The results of this study detect significantly increasing trends in extreme monthly, seasonal, and annual precipitation. Paradoxically, Elouissi et al. (2016) detected a decreasing trend of total precipitation in the same watershed during the period 1970–2011.

These results converge with the work of several authors (Caloieroa et al. 2016; Brugnara et al. 2012; Alpert et al. 2002; Brunetti et al. 2001), who detected a paradoxical increase in the extreme precipitation records, despite a decrease in totals, in different areas of the Mediterranean basin.

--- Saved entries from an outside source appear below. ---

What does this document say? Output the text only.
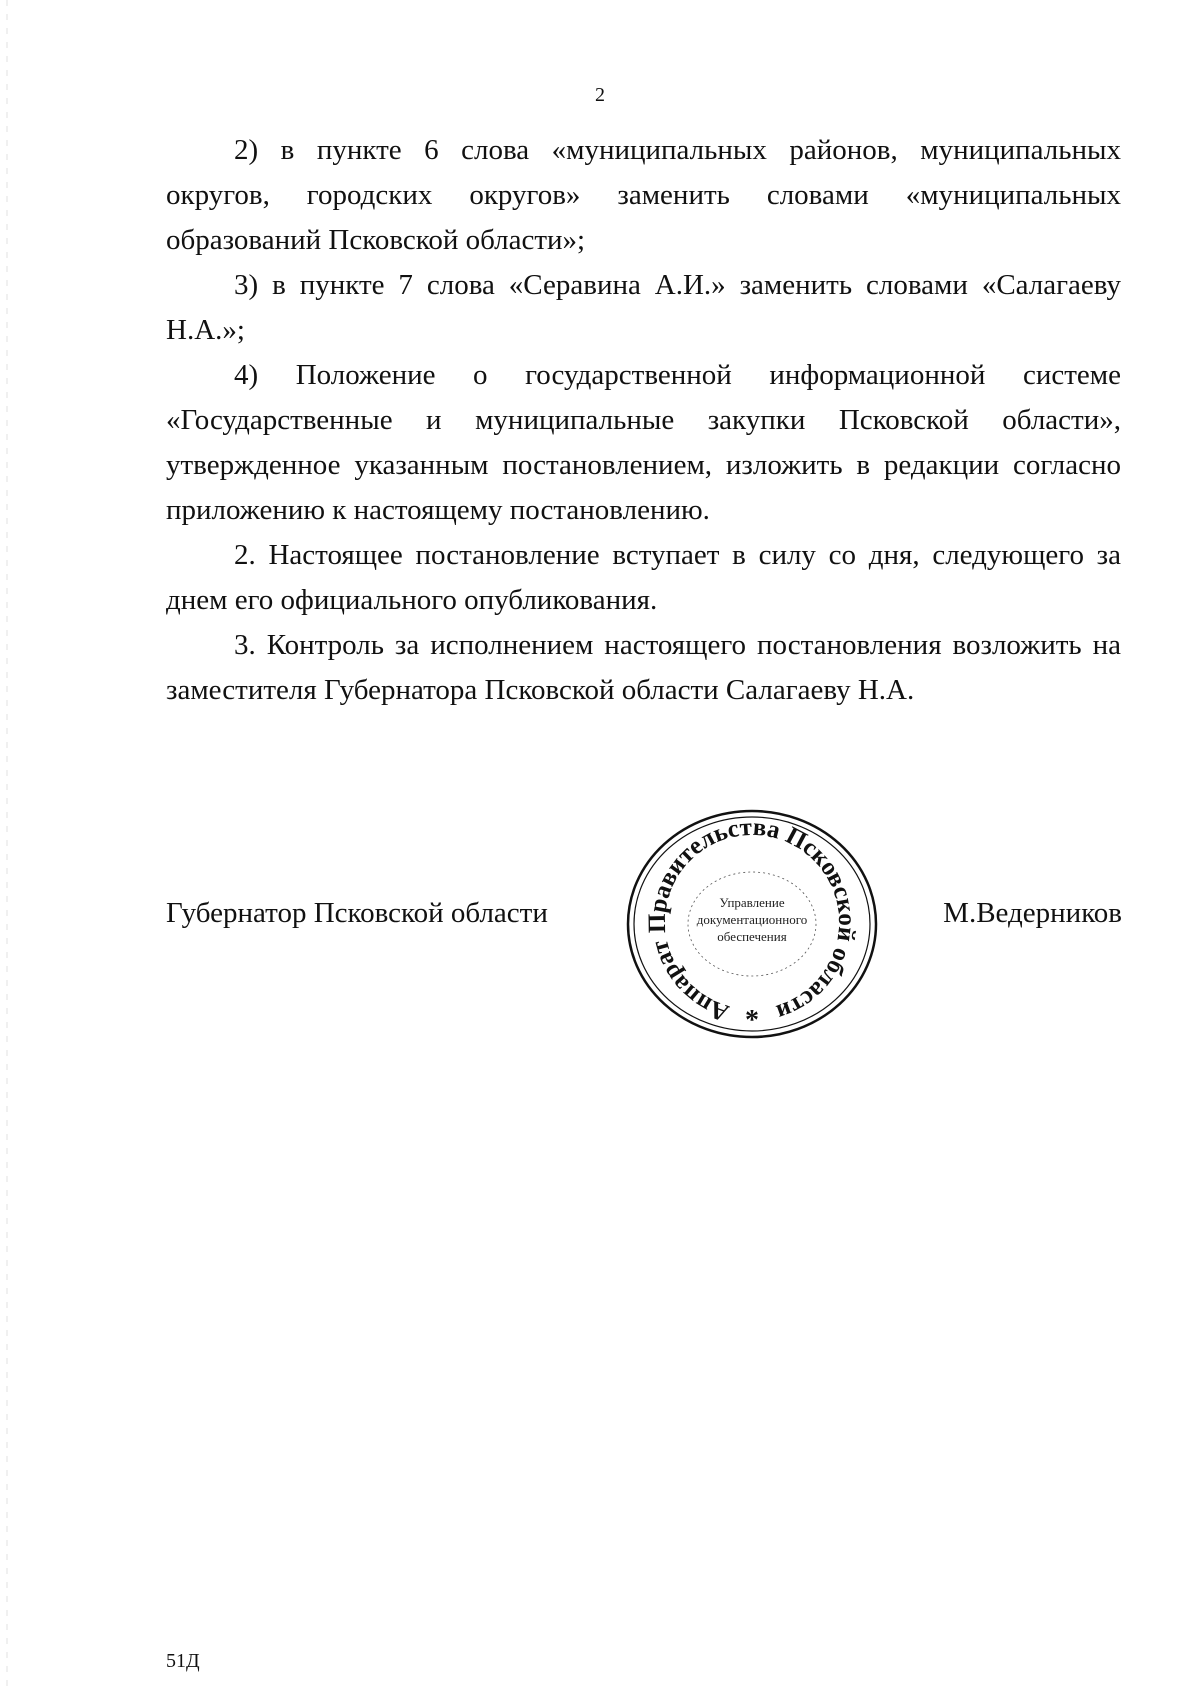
2

2) в пункте 6 слова «муниципальных районов, муниципальных округов, городских округов» заменить словами «муниципальных образований Псковской области»;

3) в пункте 7 слова «Серавина А.И.» заменить словами «Салагаеву Н.А.»;

4) Положение о государственной информационной системе «Государственные и муниципальные закупки Псковской области», утвержденное указанным постановлением, изложить в редакции согласно приложению к настоящему постановлению.

2. Настоящее постановление вступает в силу со дня, следующего за днем его официального опубликования.

3. Контроль за исполнением настоящего постановления возложить на заместителя Губернатора Псковской области Салагаеву Н.А.

Губернатор Псковской области	М.Ведерников
Аппарат Правительства Псковской области
Управление
документационного
обеспечения
*
51Д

Faced with different behavior of the extreme rains in the Mediterranean basin, we reiterate the suggestion of Reiser and Kutiel (2011) who propose a detailed regional analysis.

Conclusion

The purpose of this study is to analyze the time series of daily maximum precipitation, to map and to detect significant trends. The study was conducted in the Macta watershed, and the following points are significant for consideration in any future project in the study area.

  1. (a)

    The spatiotemporal distribution of daily extreme rainfall maxima releases values ranging from 118.3 to 264 mm/day. Their locations in the basin switch from 1 month to the next. The most extreme season is spring with 263.7 mm/day rainfall. The most extreme values are located in the North and East of the basin. The coefficients of variation vary between 27 and 48%.

  2. (b)

    Among all years, 1992 was detected as a break-up date with the shift in monthly, seasonal, and annual trends from decline to significant growth.

  3. (c)

    The first period (1970–1992) is characterized by a significant decrease in the trend in the months of March, April, May, and December. The winter and spring seasons show significantly decreasing trend. Annually, 18 stations (44%) have significantly decreasing trends and they are located in the North and East of the basin. On the other hand, 23 stations (56%) have no significant trend. None of the stations has shown a growing trend.

  4. (d)

    The second period (1992–2010) shows a situation opposite to the first one. It implies significant growth in 5 months (January, May, October, November, and December) trends and three seasons (winter, spring, and autumn). It is obvious that the climate change affects all regions except the center of the basin. Annually, 63% of the stations have significantly increasing trends in the north, east, and even south of the watershed.